Seite 2: Außer Higgs-Teilchen nichts gewesen?

Inhaltsverzeichnis

Genau in dieser Situation ist die Teilchenphysik, insbesondere soweit sie an Teilchenbeschleunigern wie dem LHC am europäischen Kernforschungszentrum CERN in Genf betrieben wird. Der wurde konstruiert, um die Physik an der sogenannten elektroschwachen Brechungsskala von etwa 100 GeV bis 1000 GeV (Gigaelektronenvolt) zu untersuchen. Das ist die Energie, die ein Elektron gewinnt, wenn es die entsprechende Spannung durchläuft. Schon am Vorgängerbeschleuniger LEP konnte man die dafür charakteristischen W- und Z-Bosonen vermessen, und insbesondere ihre Masse zu etwa 80 GeV beziehungszweise 91 GeV bestimmen.

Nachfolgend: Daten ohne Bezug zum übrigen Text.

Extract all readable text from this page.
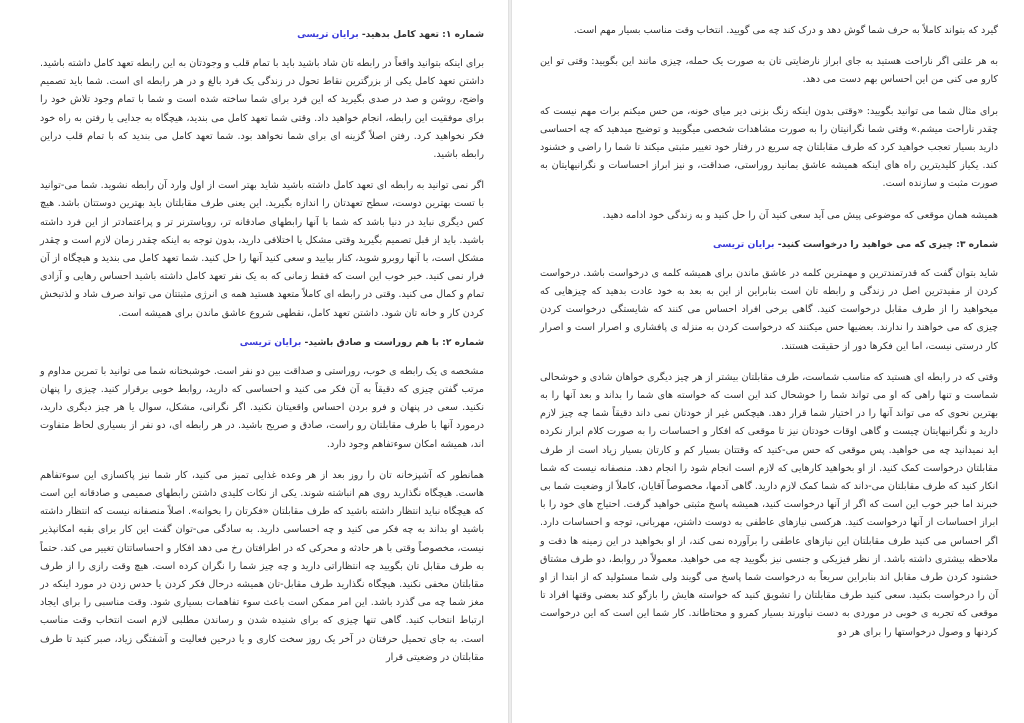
شماره ۱: تعهد کامل بدهید- برایان تریسی

برای اینکه بتوانید واقعاً در رابطه تان شاد باشید باید با تمام قلب و وجودتان به این رابطه تعهد کامل داشته باشید. داشتن تعهد کامل یکی از بزرگترین نقاط تحول در زندگی یک فرد بالغ و در هر رابطه ای است. شما باید تصمیم واضح، روشن و صد در صدی بگیرید که این فرد برای شما ساخته شده است و شما با تمام وجود تلاش خود را برای موفقیت این رابطه، انجام خواهید داد. وقتی شما تعهد کامل می بندید، هیچگاه به جدایی یا رفتن به راه خود فکر نخواهید کرد. رفتن اصلاً گزینه ای برای شما نخواهد بود. شما تعهد کامل می بندید که با تمام قلب دراین رابطه باشید.

اگر نمی توانید به رابطه ای تعهد کامل داشته باشید شاید بهتر است از اول وارد آن رابطه نشوید. شما می-توانید با تست بهترین دوست، سطح تعهدتان را اندازه بگیرید. این یعنی طرف مقابلتان باید بهترین دوستتان باشد. هیچ کس دیگری نباید در دنیا باشد که شما با آنها رابطهای صادقانه تر، رویاسترنر تر و پراعتمادتر از این فرد داشته باشید. باید از قبل تصمیم بگیرید وقتی مشکل یا اختلافی دارید، بدون توجه به اینکه چقدر زمان لازم است و چقدر مشکل است، با آنها روبرو شوید، کنار بیایید و سعی کنید آنها را حل کنید. شما تعهد کامل می بندید و هیچگاه از آن فرار نمی کنید. خبر خوب این است که فقط زمانی که به یک نفر تعهد کامل داشته باشید احساس رهایی و آزادی تمام و کمال می کنید. وقتی در رابطه ای کاملاً متعهد هستید همه ی انرژی مثبتتان می تواند صرف شاد و لذتبخش کردن کار و خانه تان شود. داشتن تعهد کامل، نقطهی شروع عاشق ماندن برای همیشه است.

شماره ۲: با هم روراست و صادق باشید- برایان تریسی

مشخصه ی یک رابطه ی خوب، روراستی و صداقت بین دو نفر است. خوشبختانه شما می توانید با تمرین مداوم و مرتب گفتن چیزی که دقیقاً به آن فکر می کنید و احساسی که دارید، روابط خوبی برقرار کنید. چیزی را پنهان نکنید. سعی در پنهان و فرو بردن احساس واقعیتان نکنید. اگر نگرانی، مشکل، سوال یا هر چیز دیگری دارید، درمورد آنها با طرف مقابلتان رو راست، صادق و صریح باشید. در هر رابطه ای، دو نفر از بسیاری لحاظ متفاوت اند، همیشه امکان سوءتفاهم وجود دارد.

همانطور که آشپزخانه تان را روز بعد از هر وعده غذایی تمیز می کنید، کار شما نیز پاکسازی این سوءتفاهم هاست. هیچگاه نگذارید روی هم انباشته شوند. یکی از نکات کلیدی داشتن رابطهای صمیمی و صادقانه این است که هیچگاه نباید انتظار داشته باشید که طرف مقابلتان «فکرتان را بخوانه». اصلاً منصفانه نیست که انتظار داشته باشید او بداند به چه فکر می کنید و چه احساسی دارید. به سادگی می-توان گفت این کار برای بقیه امکانپذیر نیست، مخصوصاً وقتی با هر حادثه و محرکی که در اطرافتان رخ می دهد افکار و احساساتتان تغییر می کند. حتماً به طرف مقابل تان بگویید چه انتظاراتی دارید و چه چیز شما را نگران کرده است. هیچ وقت رازی را از طرف مقابلتان مخفی نکنید. هیچگاه نگذارید طرف مقابل-تان همیشه درحال فکر کردن یا حدس زدن در مورد اینکه در مغز شما چه می گذرد باشد. این امر ممکن است باعث سوء تفاهمات بسیاری شود. وقت مناسبی را برای ایجاد ارتباط انتخاب کنید. گاهی تنها چیزی که برای شنیده شدن و رساندن مطلبی لازم است انتخاب وقت مناسب است. به جای تحمیل حرفتان در آخر یک روز سخت کاری و یا درحین فعالیت و آشفتگی زیاد، صبر کنید تا طرف مقابلتان در وضعیتی قرار

گیرد که بتواند کاملاً به حرف شما گوش دهد و درک کند چه می گویید. انتخاب وقت مناسب بسیار مهم است.

به هر علتی اگر ناراحت هستید به جای ابراز نارضایتی تان به صورت یک حمله، چیزی مانند این بگویید: وقتی تو این کارو می کنی من این احساس بهم دست می دهد.

برای مثال شما می توانید بگویید: «وقتی بدون اینکه زنگ بزنی دیر میای خونه، من حس میکنم برات مهم نیست که چقدر ناراحت میشم.» وقتی شما نگرانیتان را به صورت مشاهدات شخصی میگویید و توضیح میدهید که چه احساسی دارید بسیار تعجب خواهید کرد که طرف مقابلتان چه سریع در رفتار خود تغییر مثبتی میکند تا شما را راضی و خشنود کند. یکیاز کلیدیترین راه های اینکه همیشه عاشق بمانید روراستی، صداقت، و نیز ابراز احساسات و نگرانیهایتان به صورت مثبت و سازنده است.

همیشه همان موقعی که موضوعی پیش می آید سعی کنید آن را حل کنید و به زندگی خود ادامه دهید.

شماره ۳: چیزی که می خواهید را درخواست کنید- برایان تریسی

شاید بتوان گفت که قدرتمندترین و مهمترین کلمه در عاشق ماندن برای همیشه کلمه ی درخواست باشد. درخواست کردن از مفیدترین اصل در زندگی و رابطه تان است بنابراین از این به بعد به خود عادت بدهید که چیزهایی که میخواهید را از طرف مقابل درخواست کنید. گاهی برخی افراد احساس می کنند که شایستگی درخواست کردن چیزی که می خواهند را ندارند. بعضیها حس میکنند که درخواست کردن به منزله ی پافشاری و اصرار است و اصرار کار درستی نیست، اما این فکرها دور از حقیقت هستند.

وقتی که در رابطه ای هستید که مناسب شماست، طرف مقابلتان بیشتر از هر چیز دیگری خواهان شادی و خوشحالی شماست و تنها راهی که او می تواند شما را خوشحال کند این است که خواسته های شما را بداند و بعد آنها را به بهترین نحوی که می تواند آنها را در اختیار شما قرار دهد. هیچکس غیر از خودتان نمی داند دقیقاً شما چه چیز لازم دارید و نگرانیهایتان چیست و گاهی اوقات خودتان نیز تا موقعی که افکار و احساسات را به صورت کلام ابراز نکرده اید نمیدانید چه می خواهید. پس موقعی که حس می-کنید که وقتتان بسیار کم و کارتان بسیار زیاد است از طرف مقابلتان درخواست کمک کنید. از او بخواهید کارهایی که لازم است انجام شود را انجام دهد. منصفانه نیست که شما انکار کنید که طرف مقابلتان می-داند که شما کمک لازم دارید. گاهی آدمها، مخصوصاً آقایان، کاملاً از وضعیت شما بی خبرند اما خبر خوب این است که اگر از آنها درخواست کنید، همیشه پاسخ مثبتی خواهید گرفت. احتیاج های خود را با ابراز احساسات از آنها درخواست کنید. هرکسی نیازهای عاطفی به دوست داشتن، مهربانی، توجه و احساسات دارد. اگر احساس می کنید طرف مقابلتان این نیازهای عاطفی را برآورده نمی کند، از او بخواهید در این زمینه ها دقت و ملاحظه بیشتری داشته باشد. از نظر فیزیکی و جنسی نیز بگویید چه می خواهید. معمولاً در روابط، دو طرف مشتاق خشنود کردن طرف مقابل اند بنابراین سریعاً به درخواست شما پاسخ می گویند ولی شما مسئولید که از ابتدا از او آن را درخواست بکنید. سعی کنید طرف مقابلتان را تشویق کنید که خواسته هایش را بازگو کند بعضی وقتها افراد تا موقعی که تجربه ی خوبی در موردی به دست نیاورند بسیار کمرو و محتاطاند. کار شما این است که این درخواست کردنها و وصول درخواستها را برای هر دو
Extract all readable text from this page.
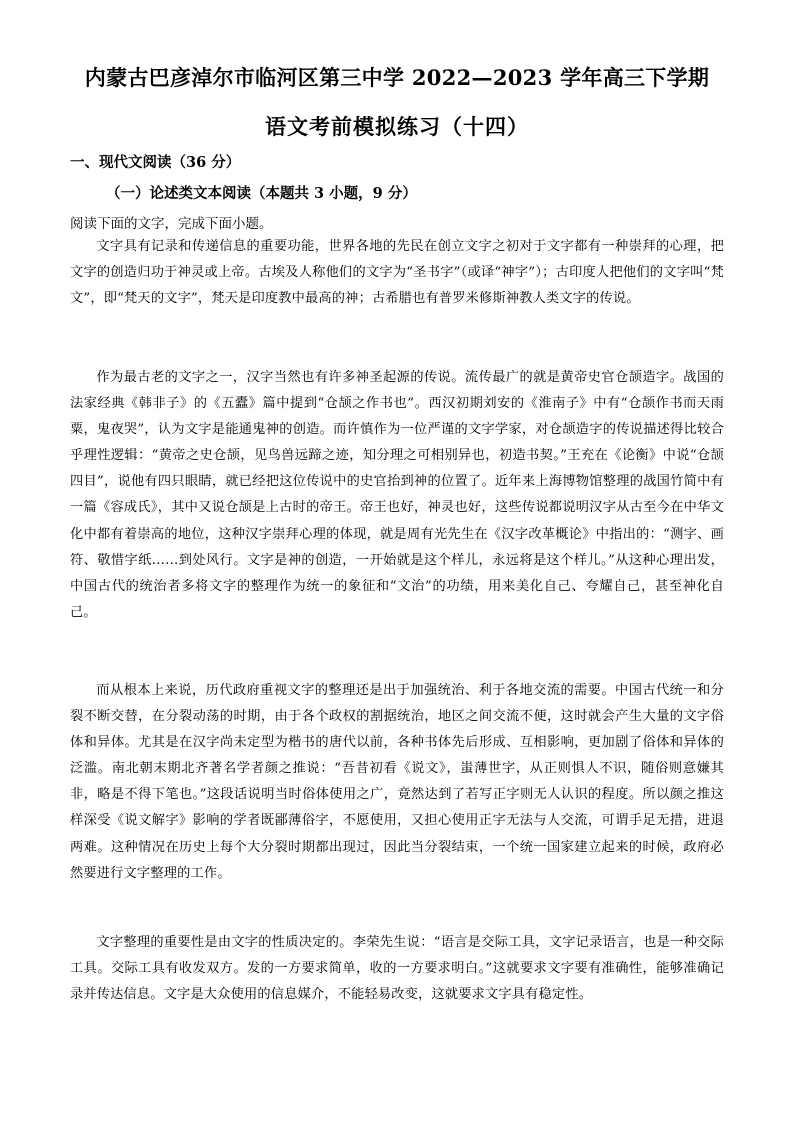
内蒙古巴彦淖尔市临河区第三中学 2022—2023 学年高三下学期
语文考前模拟练习（十四）
一、现代文阅读（36 分）
（一）论述类文本阅读（本题共 3 小题，9 分）
阅读下面的文字，完成下面小题。

文字具有记录和传递信息的重要功能，世界各地的先民在创立文字之初对于文字都有一种崇拜的心理，把文字的创造归功于神灵或上帝。古埃及人称他们的文字为“圣书字”（或译“神字”）；古印度人把他们的文字叫“梵文”，即“梵天的文字”，梵天是印度教中最高的神；古希腊也有普罗米修斯神教人类文字的传说。

作为最古老的文字之一，汉字当然也有许多神圣起源的传说。流传最广的就是黄帝史官仓颉造字。战国的法家经典《韩非子》的《五蠹》篇中提到“仓颉之作书也”。西汉初期刘安的《淮南子》中有“仓颉作书而天雨粟，鬼夜哭”，认为文字是能通鬼神的创造。而许慎作为一位严谨的文字学家，对仓颉造字的传说描述得比较合乎理性逻辑：“黄帝之史仓颉，见鸟兽远蹄之迹，知分理之可相别异也，初造书契。”王充在《论衡》中说“仓颉四目”，说他有四只眼睛，就已经把这位传说中的史官抬到神的位置了。近年来上海博物馆整理的战国竹简中有一篇《容成氏》，其中又说仓颉是上古时的帝王。帝王也好，神灵也好，这些传说都说明汉字从古至今在中华文化中都有着崇高的地位，这种汉字崇拜心理的体现，就是周有光先生在《汉字改革概论》中指出的：“测字、画符、敬惜字纸……到处风行。文字是神的创造，一开始就是这个样儿，永远将是这个样儿。”从这种心理出发，中国古代的统治者多将文字的整理作为统一的象征和“文治”的功绩，用来美化自己、夸耀自己，甚至神化自己。

而从根本上来说，历代政府重视文字的整理还是出于加强统治、利于各地交流的需要。中国古代统一和分裂不断交替，在分裂动荡的时期，由于各个政权的割据统治，地区之间交流不便，这时就会产生大量的文字俗体和异体。尤其是在汉字尚未定型为楷书的唐代以前，各种书体先后形成、互相影响，更加剧了俗体和异体的泛滥。南北朝末期北齐著名学者颜之推说：“吾昔初看《说文》，蚩薄世字，从正则惧人不识，随俗则意嫌其非，略是不得下笔也。”这段话说明当时俗体使用之广，竟然达到了若写正字则无人认识的程度。所以颜之推这样深受《说文解字》影响的学者既鄙薄俗字，不愿使用，又担心使用正字无法与人交流，可谓手足无措，进退两难。这种情况在历史上每个大分裂时期都出现过，因此当分裂结束，一个统一国家建立起来的时候，政府必然要进行文字整理的工作。

文字整理的重要性是由文字的性质决定的。李荣先生说：“语言是交际工具，文字记录语言，也是一种交际工具。交际工具有收发双方。发的一方要求简单，收的一方要求明白。”这就要求文字要有准确性，能够准确记录并传达信息。文字是大众使用的信息媒介，不能轻易改变，这就要求文字具有稳定性。
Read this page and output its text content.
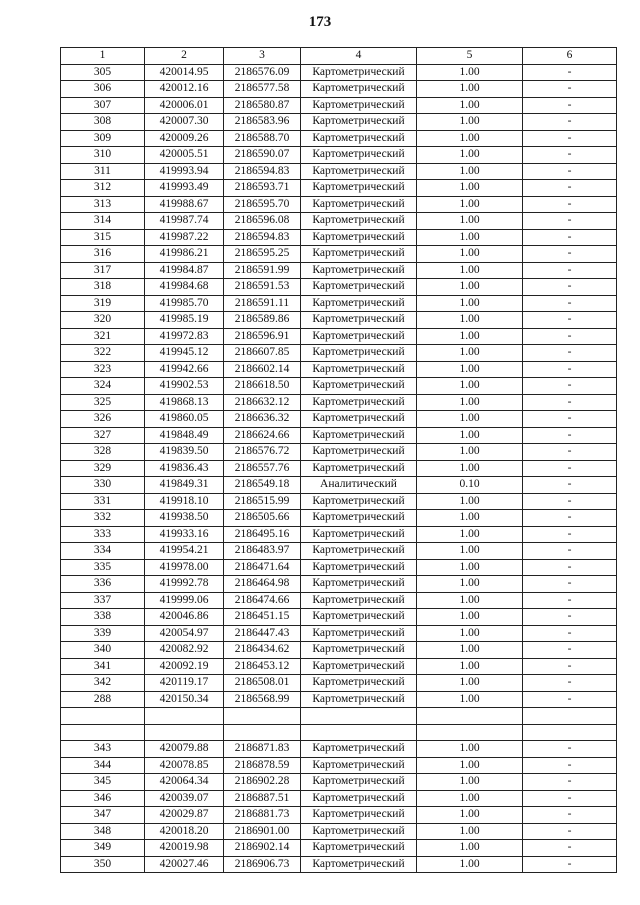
173
1	2	3	4	5	6
305	420014.95	2186576.09	Картометрический	1.00	-
306	420012.16	2186577.58	Картометрический	1.00	-
307	420006.01	2186580.87	Картометрический	1.00	-
308	420007.30	2186583.96	Картометрический	1.00	-
309	420009.26	2186588.70	Картометрический	1.00	-
310	420005.51	2186590.07	Картометрический	1.00	-
311	419993.94	2186594.83	Картометрический	1.00	-
312	419993.49	2186593.71	Картометрический	1.00	-
313	419988.67	2186595.70	Картометрический	1.00	-
314	419987.74	2186596.08	Картометрический	1.00	-
315	419987.22	2186594.83	Картометрический	1.00	-
316	419986.21	2186595.25	Картометрический	1.00	-
317	419984.87	2186591.99	Картометрический	1.00	-
318	419984.68	2186591.53	Картометрический	1.00	-
319	419985.70	2186591.11	Картометрический	1.00	-
320	419985.19	2186589.86	Картометрический	1.00	-
321	419972.83	2186596.91	Картометрический	1.00	-
322	419945.12	2186607.85	Картометрический	1.00	-
323	419942.66	2186602.14	Картометрический	1.00	-
324	419902.53	2186618.50	Картометрический	1.00	-
325	419868.13	2186632.12	Картометрический	1.00	-
326	419860.05	2186636.32	Картометрический	1.00	-
327	419848.49	2186624.66	Картометрический	1.00	-
328	419839.50	2186576.72	Картометрический	1.00	-
329	419836.43	2186557.76	Картометрический	1.00	-
330	419849.31	2186549.18	Аналитический	0.10	-
331	419918.10	2186515.99	Картометрический	1.00	-
332	419938.50	2186505.66	Картометрический	1.00	-
333	419933.16	2186495.16	Картометрический	1.00	-
334	419954.21	2186483.97	Картометрический	1.00	-
335	419978.00	2186471.64	Картометрический	1.00	-
336	419992.78	2186464.98	Картометрический	1.00	-
337	419999.06	2186474.66	Картометрический	1.00	-
338	420046.86	2186451.15	Картометрический	1.00	-
339	420054.97	2186447.43	Картометрический	1.00	-
340	420082.92	2186434.62	Картометрический	1.00	-
341	420092.19	2186453.12	Картометрический	1.00	-
342	420119.17	2186508.01	Картометрический	1.00	-
288	420150.34	2186568.99	Картометрический	1.00	-

343	420079.88	2186871.83	Картометрический	1.00	-
344	420078.85	2186878.59	Картометрический	1.00	-
345	420064.34	2186902.28	Картометрический	1.00	-
346	420039.07	2186887.51	Картометрический	1.00	-
347	420029.87	2186881.73	Картометрический	1.00	-
348	420018.20	2186901.00	Картометрический	1.00	-
349	420019.98	2186902.14	Картометрический	1.00	-
350	420027.46	2186906.73	Картометрический	1.00	-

Damit die Zusammenführung der elektro-magnetischen Kraft mit der "schwachen Kernkraft" genau wie im Standardmodell der Elementarteilchenphysik vorhergesagt funktioniert, fehlte nur noch das Higgs-Teilchen, das auch tatsächlich am LHC nachgewiesen werden konnte. Dass sich dessen Masse von 125 GeV im vom LHC abgedeckten Energiebereich befinden würde, war keineswegs sicher. Jedoch gab es dafür starke Argumente, die aber nicht logisch zwingend waren (sonst hätte man ja nichts mehr erforschen müssen), sondern nur die Form von Größenordnungsbetrachtungen wie oben hatten.

Der Nachweis der Existenz des Higgs-Teilchens war ein großer, öffentlichkeitswirksamer Erfolg des LHC, der auch in kürzester Zeit mit einem Nobelpreis belohnt wurde. Aber damit ist die Erforschung dieses Teilchens bei weitem noch nicht abgeschlossen. Eine wichtige Vorhersage des Standardmodells ist, dass die Stärke der Streuung des Higgs-Teilchens mit einem anderen Elementarteilchen proportional zu dessen Masse sein muss. Nur so kann das Higgs-Teilchen den anderen Elementarteilchen zu ihren Massen verhelfen. Insbesondere die Produktionsrate von Higgs-Teilchen aus anderen Elementarteilchen sollte direkt aus deren Masse berechenbar sein. Die Vermessung dieser Eigenschaft steckt jedoch noch in ihren Anfängen. Sollten sich hier Abweichungen zeigen, würde das bedeuten, das der Higgs-Effekt noch nicht vollständig verstanden ist.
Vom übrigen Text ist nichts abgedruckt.